Paper No. 2
Presentation Time: 8:20 AM

LEAVING PERI-GONDWANA: MIDDLE CAMBRIAN (SERIES 2) AND YOUNGER KINGS MOUNTAIN TERRANE, CAROLINIA, SOUTH CAROLINA-NORTH CAROLINA, U.S.A


DENNIS, Allen J., Biology and Geology, University of South Carolina Aiken, Aiken, SC 29801-6309 and MILLER, Brent V., Dept. of Geology & Geophysics, Texas A&M University, College Station, TX 77843-3115, dennis@sc.edu

Recent isotopic data refine the Carolinian Rheic margin model for the Kings Mountain terrane presented by Dennis and Baker (2012). Near the base of the upper, epiclastic part of the Battleground Fm, about half the detrital zircons from the Dixon’s Gap metaconglomerate member are Meso- or Paleoproterozoic in age, and the remainder are Ediacaran-Cambrian. Recent single grain ID-TIMS studies show that the youngest of these grains is 521 ± 3 Ma (2σ). Above the Jumping Branch Manganiferous Member, detrital zircons from the Draytonville metaconglomerate member yield almost exclusively (>99%) grains of Mesoproterozoic-Archean age. Thus, the Jumping Branch Mn mbr is interpreted to represent subsidence and burial of the rifted Carolina arc accompanying subcrustal delamination and the transition from rifting to drifting, or at least to a more Basin and Range geometry/geography whose detrital component is sourced wholly within the Gondwanan shield.
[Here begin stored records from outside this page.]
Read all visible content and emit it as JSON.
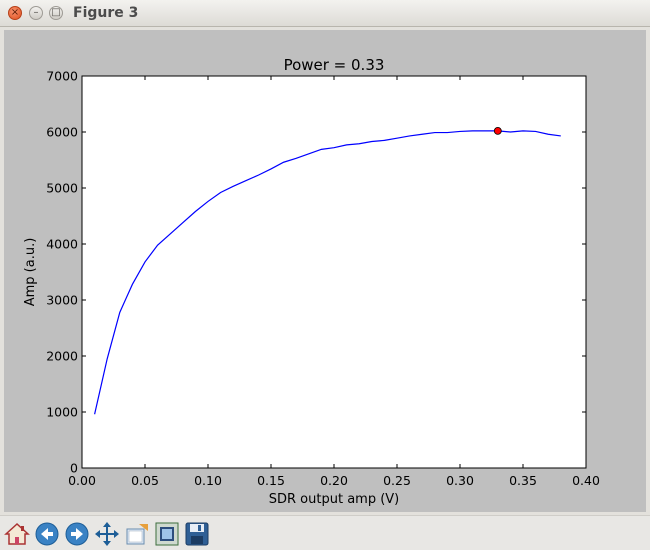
{
  "window": {
    "title": "Figure 3",
    "close_glyph": "×",
    "minimize_glyph": "–",
    "maximize_glyph": "□"
  },
  "toolbar": {
    "buttons": [
      {
        "name": "home-icon",
        "tooltip": "Reset original view"
      },
      {
        "name": "back-icon",
        "tooltip": "Back to previous view"
      },
      {
        "name": "forward-icon",
        "tooltip": "Forward to next view"
      },
      {
        "name": "pan-icon",
        "tooltip": "Pan axes"
      },
      {
        "name": "zoom-icon",
        "tooltip": "Zoom to rectangle"
      },
      {
        "name": "subplots-icon",
        "tooltip": "Configure subplots"
      },
      {
        "name": "save-icon",
        "tooltip": "Save the figure"
      }
    ]
  },
  "colors": {
    "figure_bg": "#bfbfbf",
    "axes_bg": "#ffffff",
    "line": "#0000ff",
    "marker": "#ff0000"
  },
  "chart_data": {
    "type": "line",
    "title": "Power = 0.33",
    "xlabel": "SDR output amp (V)",
    "ylabel": "Amp (a.u.)",
    "xlim": [
      0.0,
      0.4
    ],
    "ylim": [
      0,
      7000
    ],
    "xticks": [
      "0.00",
      "0.05",
      "0.10",
      "0.15",
      "0.20",
      "0.25",
      "0.30",
      "0.35",
      "0.40"
    ],
    "yticks": [
      "0",
      "1000",
      "2000",
      "3000",
      "4000",
      "5000",
      "6000",
      "7000"
    ],
    "grid": false,
    "series": [
      {
        "x": [
          0.01,
          0.02,
          0.03,
          0.04,
          0.05,
          0.06,
          0.07,
          0.08,
          0.09,
          0.1,
          0.11,
          0.12,
          0.13,
          0.14,
          0.15,
          0.16,
          0.17,
          0.18,
          0.19,
          0.2,
          0.21,
          0.22,
          0.23,
          0.24,
          0.25,
          0.26,
          0.27,
          0.28,
          0.29,
          0.3,
          0.31,
          0.32,
          0.33,
          0.34,
          0.35,
          0.36,
          0.37,
          0.38
        ],
        "y": [
          960,
          1950,
          2780,
          3280,
          3680,
          3980,
          4180,
          4380,
          4580,
          4760,
          4920,
          5030,
          5130,
          5230,
          5340,
          5460,
          5530,
          5610,
          5690,
          5720,
          5770,
          5790,
          5830,
          5850,
          5890,
          5930,
          5960,
          5990,
          5990,
          6010,
          6020,
          6020,
          6020,
          6000,
          6020,
          6010,
          5960,
          5930
        ]
      }
    ],
    "marker_point": {
      "x": 0.33,
      "y": 6020
    }
  }
}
Current efforts in the overlying Blacksburg Fm seek a younger limit to the rift-drift sequence age with a crystallization age for granodiorite to dacite porphyries that cut the base of the Blacksburg section, and Sr isotopic stratigraphy to complement existing C isotope stratigraphy for the Gaffney marble and the marble member at Dixon’s Branch near the top of the Blacksburg Formation. C isotope values range from 0 — -2 per mil (PDB), typical of Middle Cambrian (Series 2), pre-SPICE values. Amphibolite sills within the marble member at Dixon’s Branch are interpreted to reflect the mafic component of bimodal volcanism accompanying ridge incision, opening of the Rheic Ocean, and departure of Carolinia from peri-Gondwana.